[Wine] Re: creating built-in firewall for Wine

oiaohm wineforum-user at winehq.org
Fri Apr 8 23:07:32 CDT 2011


Martin Gregorie wrote:
> On Fri, 2011-04-08 at 12:59 -0500, Boriso wrote:
> 
> > I think that some kind of script or internal Wine command would be
> > great if it could create new Wine prefix and configure some
> > restrictions in IPTables and/or AppArmor.
> > 
> > 
> There is no relationship at all between the IPTables firewall and
> Apparmor/SELinux[1].
> 
> The IPTables firewall is only concerned with controlling ICP/IP access
> to a computer - both TCP/IP sessions and datagrams. It controls
> incoming connections from external TCP/IP data sources and also controls
> outgoing connections. Thats all it does. It neither knows not cares what
> program is trying to make or receive network connections: it is purely a
> perimeter guard. 
> 
> OTPH Apparmor/SELinux is concerned with extending control over the way a
> specific program can access resources (files, etc.) provided within a
> computer. SELinux adds labels to file system resources to implement
> Access Control Lists (ACLs) that restrict access in ways that the file
> ownership and associated read/write/execute permissions cannot. It
> neither knows nor cares about network access apart from the trivial case
> of specifying which users can connect to a network port. 
> 

Selinux is about labeling.  Selinux is not like Apparmor.   secmark makes iptable label and able to handle labels.  Yes depending on what secmark label is on something can alter how iptables handles the packets.

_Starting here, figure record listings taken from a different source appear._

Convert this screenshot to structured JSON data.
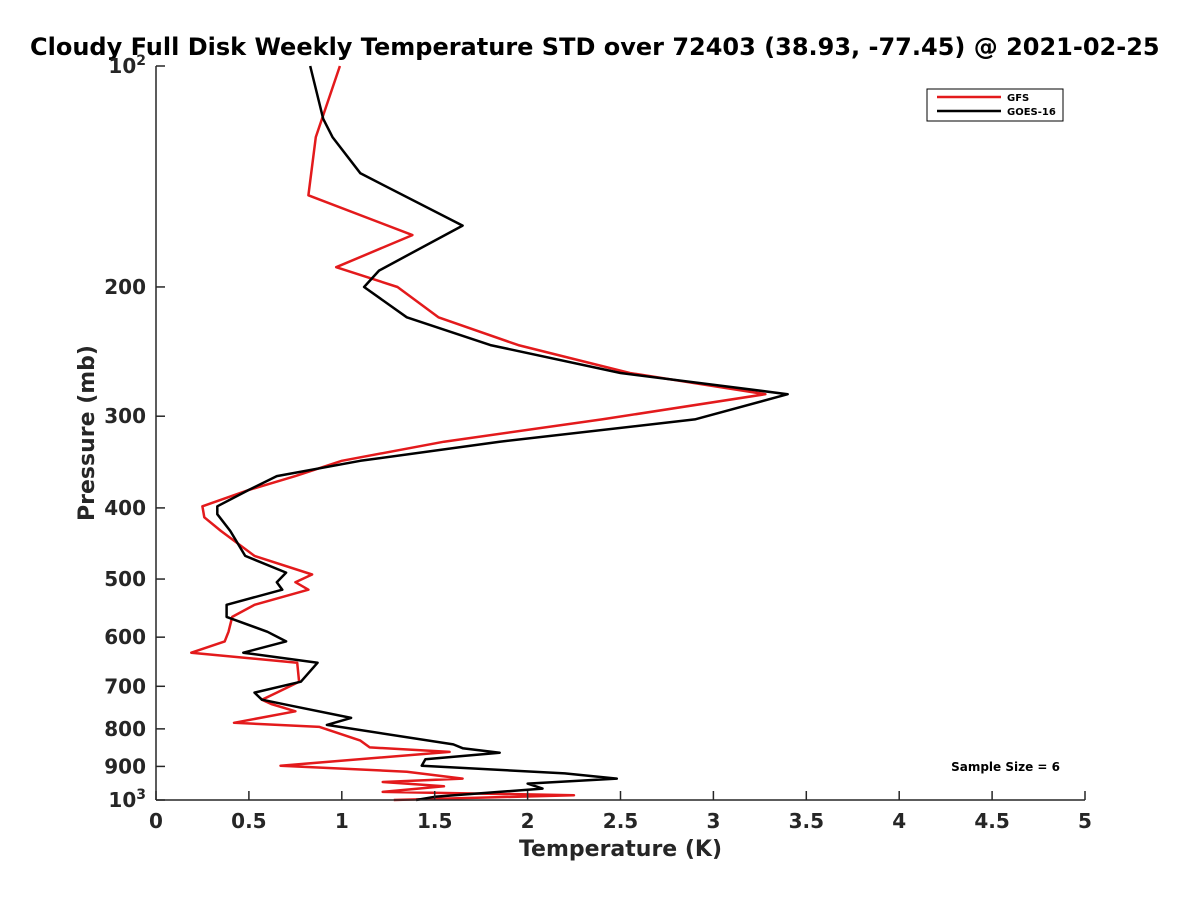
{
  "chart_data": {
    "type": "line",
    "title": "Cloudy Full Disk Weekly Temperature STD over 72403 (38.93, -77.45) @ 2021-02-25",
    "xlabel": "Temperature (K)",
    "ylabel": "Pressure (mb)",
    "xlim": [
      0,
      5
    ],
    "ylim": [
      100,
      1000
    ],
    "y_scale": "log",
    "y_reversed": true,
    "x_ticks": [
      0,
      0.5,
      1,
      1.5,
      2,
      2.5,
      3,
      3.5,
      4,
      4.5,
      5
    ],
    "x_tick_labels": [
      "0",
      "0.5",
      "1",
      "1.5",
      "2",
      "2.5",
      "3",
      "3.5",
      "4",
      "4.5",
      "5"
    ],
    "y_ticks": [
      100,
      200,
      300,
      400,
      500,
      600,
      700,
      800,
      900,
      1000
    ],
    "y_tick_labels": [
      {
        "base": "10",
        "exp": "2"
      },
      {
        "base": "200",
        "exp": ""
      },
      {
        "base": "300",
        "exp": ""
      },
      {
        "base": "400",
        "exp": ""
      },
      {
        "base": "500",
        "exp": ""
      },
      {
        "base": "600",
        "exp": ""
      },
      {
        "base": "700",
        "exp": ""
      },
      {
        "base": "800",
        "exp": ""
      },
      {
        "base": "900",
        "exp": ""
      },
      {
        "base": "10",
        "exp": "3"
      }
    ],
    "grid": false,
    "legend_position": "top-right",
    "annotation": "Sample Size = 6",
    "series": [
      {
        "name": "GFS",
        "color": "#e31a1c",
        "points": [
          [
            0.99,
            100
          ],
          [
            0.86,
            125
          ],
          [
            0.82,
            150
          ],
          [
            1.38,
            170
          ],
          [
            0.97,
            188
          ],
          [
            1.3,
            200
          ],
          [
            1.52,
            220
          ],
          [
            1.95,
            240
          ],
          [
            2.55,
            262
          ],
          [
            3.28,
            280
          ],
          [
            2.4,
            303
          ],
          [
            1.55,
            325
          ],
          [
            1.0,
            345
          ],
          [
            0.75,
            362
          ],
          [
            0.5,
            378
          ],
          [
            0.25,
            398
          ],
          [
            0.26,
            412
          ],
          [
            0.35,
            430
          ],
          [
            0.53,
            465
          ],
          [
            0.84,
            493
          ],
          [
            0.75,
            505
          ],
          [
            0.82,
            517
          ],
          [
            0.53,
            542
          ],
          [
            0.41,
            563
          ],
          [
            0.39,
            590
          ],
          [
            0.37,
            608
          ],
          [
            0.19,
            630
          ],
          [
            0.76,
            650
          ],
          [
            0.77,
            690
          ],
          [
            0.65,
            714
          ],
          [
            0.57,
            730
          ],
          [
            0.62,
            740
          ],
          [
            0.75,
            757
          ],
          [
            0.42,
            785
          ],
          [
            0.88,
            795
          ],
          [
            1.1,
            830
          ],
          [
            1.15,
            848
          ],
          [
            1.58,
            860
          ],
          [
            0.67,
            898
          ],
          [
            1.35,
            915
          ],
          [
            1.65,
            935
          ],
          [
            1.22,
            945
          ],
          [
            1.55,
            958
          ],
          [
            1.22,
            975
          ],
          [
            2.25,
            985
          ],
          [
            1.28,
            1000
          ]
        ]
      },
      {
        "name": "GOES-16",
        "color": "#000000",
        "points": [
          [
            0.83,
            100
          ],
          [
            0.9,
            118
          ],
          [
            0.95,
            125
          ],
          [
            1.1,
            140
          ],
          [
            1.65,
            165
          ],
          [
            1.2,
            190
          ],
          [
            1.12,
            200
          ],
          [
            1.35,
            220
          ],
          [
            1.8,
            240
          ],
          [
            2.5,
            262
          ],
          [
            3.4,
            280
          ],
          [
            2.9,
            303
          ],
          [
            1.85,
            325
          ],
          [
            1.1,
            345
          ],
          [
            0.65,
            362
          ],
          [
            0.5,
            378
          ],
          [
            0.33,
            398
          ],
          [
            0.33,
            408
          ],
          [
            0.4,
            430
          ],
          [
            0.48,
            465
          ],
          [
            0.7,
            490
          ],
          [
            0.65,
            505
          ],
          [
            0.68,
            517
          ],
          [
            0.38,
            542
          ],
          [
            0.38,
            563
          ],
          [
            0.6,
            590
          ],
          [
            0.7,
            608
          ],
          [
            0.47,
            630
          ],
          [
            0.87,
            650
          ],
          [
            0.78,
            690
          ],
          [
            0.53,
            714
          ],
          [
            0.57,
            730
          ],
          [
            0.74,
            745
          ],
          [
            1.05,
            773
          ],
          [
            0.92,
            790
          ],
          [
            1.6,
            840
          ],
          [
            1.65,
            850
          ],
          [
            1.85,
            862
          ],
          [
            1.45,
            880
          ],
          [
            1.43,
            898
          ],
          [
            2.2,
            920
          ],
          [
            2.48,
            935
          ],
          [
            2.0,
            950
          ],
          [
            2.08,
            965
          ],
          [
            1.5,
            990
          ],
          [
            1.4,
            1000
          ]
        ]
      }
    ]
  }
}
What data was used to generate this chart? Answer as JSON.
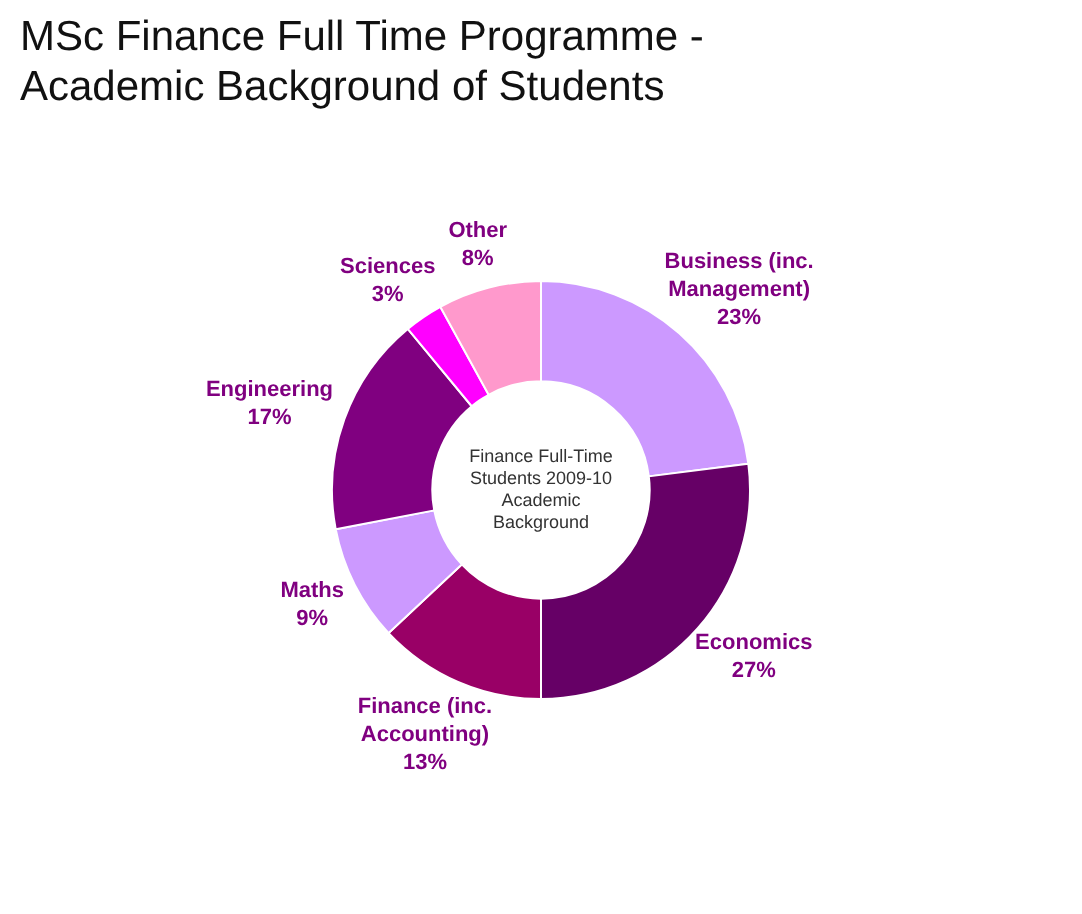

Access Control Lists in fact are not part of SELinux.  SELinux is MAC.  Access Control Lists are DAC.  Two completely different levels of secuirty.  Access Control Lists exist independent to apparmor or selinux.

Selinux implements Role Based Access Control.  This is completely different.  Role Based Extends up to iptables with semark then into sepostgresql databases  then into "X Access Control Extension".  Yes Selinux can control even what applications you can copy paste between.   Role Based Access Control fully on truly can control everything you do on a system.   Role Based Access Control does not end in its implementations just with kernel space code.

True iptable does not care about the application as such.  Iptables with secmark does care if application receiving or sending has the right label.

The idea that iptable is pure perimeter guard is wrong.   Its more like an elevator control person who might not know exactly what is going on but knows you should be going to x floor due to having x room key.   Now as long as people only have the correct door keys this is solid.

http://wiki.postgresql.org/wiki/SEPostgreSQL_Introduction .  There is no reason why wineserver could not have a Selinux compatible form.  So allowing selinux tags/secmark to pass through wineserver and iptables respond correctly based on those flags.

http://www.linux.com/learn/tutorials/421152:using-selinux-and-iptables-together  Yes this is using the iptables secuirty section to pick up selinux tags to control the firewall.

http://james-morris.livejournal.com/11010.html  This is when the relationship between selinux and iptables started.  Yes there is a relationship Martin Gregorie been one for over 4 years.

Apparmor you are correct there is no relationship at this stage.   Selinux you are way off.  Secmark support is planned to be added to Apparmor at some point in future.  They were hoping for 2.6.39 for Apparmor support of secmark but from what I have seen of 2.6.39 it still lacking it of course might have missed it.   Basically in a year time using secmark with iptables could be common place.

Both selinux + iptables with secmarks work as one.  To provide a more secure system.

http://www.freenet.org.nz/python/pyshaper/  This is a iproute2 front end.  This is one of the other paths.  This is application neutral.    Runs into the same problem from wineserver of it not telling it who it working for.  iproute2+iptables is another combination that can share labeling.

iproute2 support for filtering compatible with wine would have been one of the valid paths to enable filtering.  No back door way to sneak around this.

Apparmor is not used by any officially enterprise distributions due to its lack of key features like no secmark support so does not pass DOD requirements.

I really wish people who really don't know secuirty would not try talking on secuirty topics.